I remember years ago when I had an upcoming interview for my first professional job in mental health. I asked a mentor, who had been my field placement advisor while I was working on my Master of Social Work degree, to go for lunch with me. I admitted I was a little uncertain about the position. Mental health was not something I had ever given a lot of thought to. And what did I know about schizophrenia?
At the time, I was not the only one who gave little thought to mental health. The public was largely unaware of the issue. The topic was mostly taboo and the stigma, as I found out, when I was successful in landing that job, was huge. In fact, while I was working on the mental health plan for Etobicoke, one of the former municipalities that was merged into Metro Toronto, stigma arose repeatedly as the most significant barrier for people who experienced mental health problems trying to access housing, jobs, services and social supports.

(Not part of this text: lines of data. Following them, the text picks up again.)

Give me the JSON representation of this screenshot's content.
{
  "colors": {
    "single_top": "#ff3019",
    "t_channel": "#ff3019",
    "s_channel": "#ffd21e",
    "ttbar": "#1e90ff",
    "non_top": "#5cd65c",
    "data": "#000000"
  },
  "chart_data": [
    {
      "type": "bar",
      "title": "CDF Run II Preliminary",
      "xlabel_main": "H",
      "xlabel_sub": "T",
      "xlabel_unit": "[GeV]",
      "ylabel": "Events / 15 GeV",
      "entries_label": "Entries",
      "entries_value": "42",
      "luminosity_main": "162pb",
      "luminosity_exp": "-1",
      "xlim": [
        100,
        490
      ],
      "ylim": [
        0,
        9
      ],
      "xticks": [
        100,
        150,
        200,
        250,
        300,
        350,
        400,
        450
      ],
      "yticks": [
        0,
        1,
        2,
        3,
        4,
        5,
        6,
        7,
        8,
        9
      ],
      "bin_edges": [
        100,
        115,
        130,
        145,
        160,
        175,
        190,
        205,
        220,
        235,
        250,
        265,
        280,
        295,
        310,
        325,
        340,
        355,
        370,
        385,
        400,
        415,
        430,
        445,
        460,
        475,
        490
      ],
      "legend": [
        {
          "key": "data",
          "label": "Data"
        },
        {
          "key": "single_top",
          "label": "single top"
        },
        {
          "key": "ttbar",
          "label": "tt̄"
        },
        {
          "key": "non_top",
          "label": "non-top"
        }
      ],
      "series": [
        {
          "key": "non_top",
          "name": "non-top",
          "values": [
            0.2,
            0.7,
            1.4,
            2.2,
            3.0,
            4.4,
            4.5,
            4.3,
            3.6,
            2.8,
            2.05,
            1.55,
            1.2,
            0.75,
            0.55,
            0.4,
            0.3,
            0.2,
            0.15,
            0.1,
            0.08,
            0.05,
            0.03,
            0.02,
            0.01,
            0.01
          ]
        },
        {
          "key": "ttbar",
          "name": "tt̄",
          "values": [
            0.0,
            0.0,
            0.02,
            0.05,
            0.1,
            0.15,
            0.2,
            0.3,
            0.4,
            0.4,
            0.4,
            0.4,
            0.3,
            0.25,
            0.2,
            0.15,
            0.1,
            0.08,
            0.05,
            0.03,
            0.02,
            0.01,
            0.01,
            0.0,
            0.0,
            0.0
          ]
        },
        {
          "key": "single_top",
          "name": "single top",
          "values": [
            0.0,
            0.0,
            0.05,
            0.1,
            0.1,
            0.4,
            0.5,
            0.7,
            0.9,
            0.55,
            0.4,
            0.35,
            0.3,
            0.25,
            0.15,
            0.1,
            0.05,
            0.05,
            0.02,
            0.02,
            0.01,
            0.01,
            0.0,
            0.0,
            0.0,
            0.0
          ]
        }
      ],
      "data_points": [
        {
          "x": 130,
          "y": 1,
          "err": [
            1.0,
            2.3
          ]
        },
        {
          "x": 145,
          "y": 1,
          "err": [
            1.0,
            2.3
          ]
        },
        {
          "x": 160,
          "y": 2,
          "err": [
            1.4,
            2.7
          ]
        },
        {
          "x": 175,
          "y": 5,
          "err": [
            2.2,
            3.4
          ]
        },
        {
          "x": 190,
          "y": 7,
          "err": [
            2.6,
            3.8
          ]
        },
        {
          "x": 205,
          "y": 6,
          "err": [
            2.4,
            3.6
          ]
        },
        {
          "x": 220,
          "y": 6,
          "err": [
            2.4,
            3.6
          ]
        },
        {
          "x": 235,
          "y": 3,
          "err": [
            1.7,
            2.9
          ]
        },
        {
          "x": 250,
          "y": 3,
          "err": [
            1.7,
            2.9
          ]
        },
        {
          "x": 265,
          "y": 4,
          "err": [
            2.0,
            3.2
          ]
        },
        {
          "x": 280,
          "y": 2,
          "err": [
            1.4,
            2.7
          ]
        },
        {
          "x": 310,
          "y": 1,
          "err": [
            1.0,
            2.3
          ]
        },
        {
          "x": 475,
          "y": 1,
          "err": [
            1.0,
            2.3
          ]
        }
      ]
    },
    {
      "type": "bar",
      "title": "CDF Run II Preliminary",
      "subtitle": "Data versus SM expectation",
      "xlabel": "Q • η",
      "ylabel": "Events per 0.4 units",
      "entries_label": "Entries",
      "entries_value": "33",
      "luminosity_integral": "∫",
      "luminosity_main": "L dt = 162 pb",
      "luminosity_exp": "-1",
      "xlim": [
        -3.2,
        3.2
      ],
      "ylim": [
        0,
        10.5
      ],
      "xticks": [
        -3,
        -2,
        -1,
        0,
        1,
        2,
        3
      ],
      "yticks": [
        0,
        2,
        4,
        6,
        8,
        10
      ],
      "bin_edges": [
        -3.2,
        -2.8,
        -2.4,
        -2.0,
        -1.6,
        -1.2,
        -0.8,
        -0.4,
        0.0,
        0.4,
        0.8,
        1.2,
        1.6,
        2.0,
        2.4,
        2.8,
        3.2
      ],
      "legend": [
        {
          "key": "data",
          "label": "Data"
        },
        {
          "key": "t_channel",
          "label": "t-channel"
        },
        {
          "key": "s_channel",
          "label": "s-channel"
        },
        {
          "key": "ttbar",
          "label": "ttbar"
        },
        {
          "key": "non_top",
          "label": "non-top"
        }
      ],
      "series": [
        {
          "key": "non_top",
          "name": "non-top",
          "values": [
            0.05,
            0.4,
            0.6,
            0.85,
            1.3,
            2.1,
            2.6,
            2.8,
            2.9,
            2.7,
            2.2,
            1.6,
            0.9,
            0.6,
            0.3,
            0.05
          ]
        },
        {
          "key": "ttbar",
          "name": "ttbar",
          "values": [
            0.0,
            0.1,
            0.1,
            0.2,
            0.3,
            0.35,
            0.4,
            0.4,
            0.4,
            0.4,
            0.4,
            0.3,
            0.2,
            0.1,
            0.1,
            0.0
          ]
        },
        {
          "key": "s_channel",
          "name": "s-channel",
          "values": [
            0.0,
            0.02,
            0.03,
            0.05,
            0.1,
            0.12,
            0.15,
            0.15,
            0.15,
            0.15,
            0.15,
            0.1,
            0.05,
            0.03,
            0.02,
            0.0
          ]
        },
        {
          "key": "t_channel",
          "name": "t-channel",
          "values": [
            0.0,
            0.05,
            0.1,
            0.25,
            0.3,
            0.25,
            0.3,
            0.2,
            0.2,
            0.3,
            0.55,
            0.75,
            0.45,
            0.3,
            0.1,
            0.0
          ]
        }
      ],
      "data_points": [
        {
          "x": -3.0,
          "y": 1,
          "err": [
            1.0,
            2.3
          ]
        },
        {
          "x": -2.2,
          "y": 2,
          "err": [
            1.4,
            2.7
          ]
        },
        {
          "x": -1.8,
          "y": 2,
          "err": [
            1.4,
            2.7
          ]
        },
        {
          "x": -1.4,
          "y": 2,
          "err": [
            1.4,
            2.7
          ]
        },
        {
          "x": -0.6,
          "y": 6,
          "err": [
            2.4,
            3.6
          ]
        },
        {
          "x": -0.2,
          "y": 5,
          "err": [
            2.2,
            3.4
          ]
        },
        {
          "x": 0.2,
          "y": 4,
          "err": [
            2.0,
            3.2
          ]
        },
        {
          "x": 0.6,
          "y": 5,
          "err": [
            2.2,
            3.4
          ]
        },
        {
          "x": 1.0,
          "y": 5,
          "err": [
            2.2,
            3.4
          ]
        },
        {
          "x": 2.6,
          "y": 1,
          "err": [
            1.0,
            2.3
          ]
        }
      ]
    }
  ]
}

In response, I worked with one of our Board members who ran a video production company to produce Face-to-Face: Overcoming the Stigma of Mental Illness. The educational package included interviews with several people with mental illness talking about their experiences. These individuals were brave, speaking out at a time when few were open about their mental health. Endorsed by such notable Canadians as Timothy Findley, Liona Boyd as well as the social marketing firm Manifest Communications, we distributed the educational tool across the country to help increase people’s understanding of mental illnesses.
A lot has changed since those days. CAMH’s wonderful Transforming Lives campaign and the current Defeat Denial campaign have truly put mental health into the spotlight. So it was a delightful morning yesterday listening to the coverage by Metro Morning about the opening of Phase 2 of CAMH’s redevelopment. People, both well-known within Toronto and average citizens, spoke openly about their mental illnesses and that of their family members. A philanthropist spoke about why he donated to the redevelopment and was open to having a building openly dedicated to his family–something that would never have happened when I first started working in the field.
Coming on the heels of my attending two days of discussing mental health in the workplace at the Conference Board of Canada’s Workplace Wellness and Mental Health conference, I am struck by how far we’ve come since that lunch with my mentor.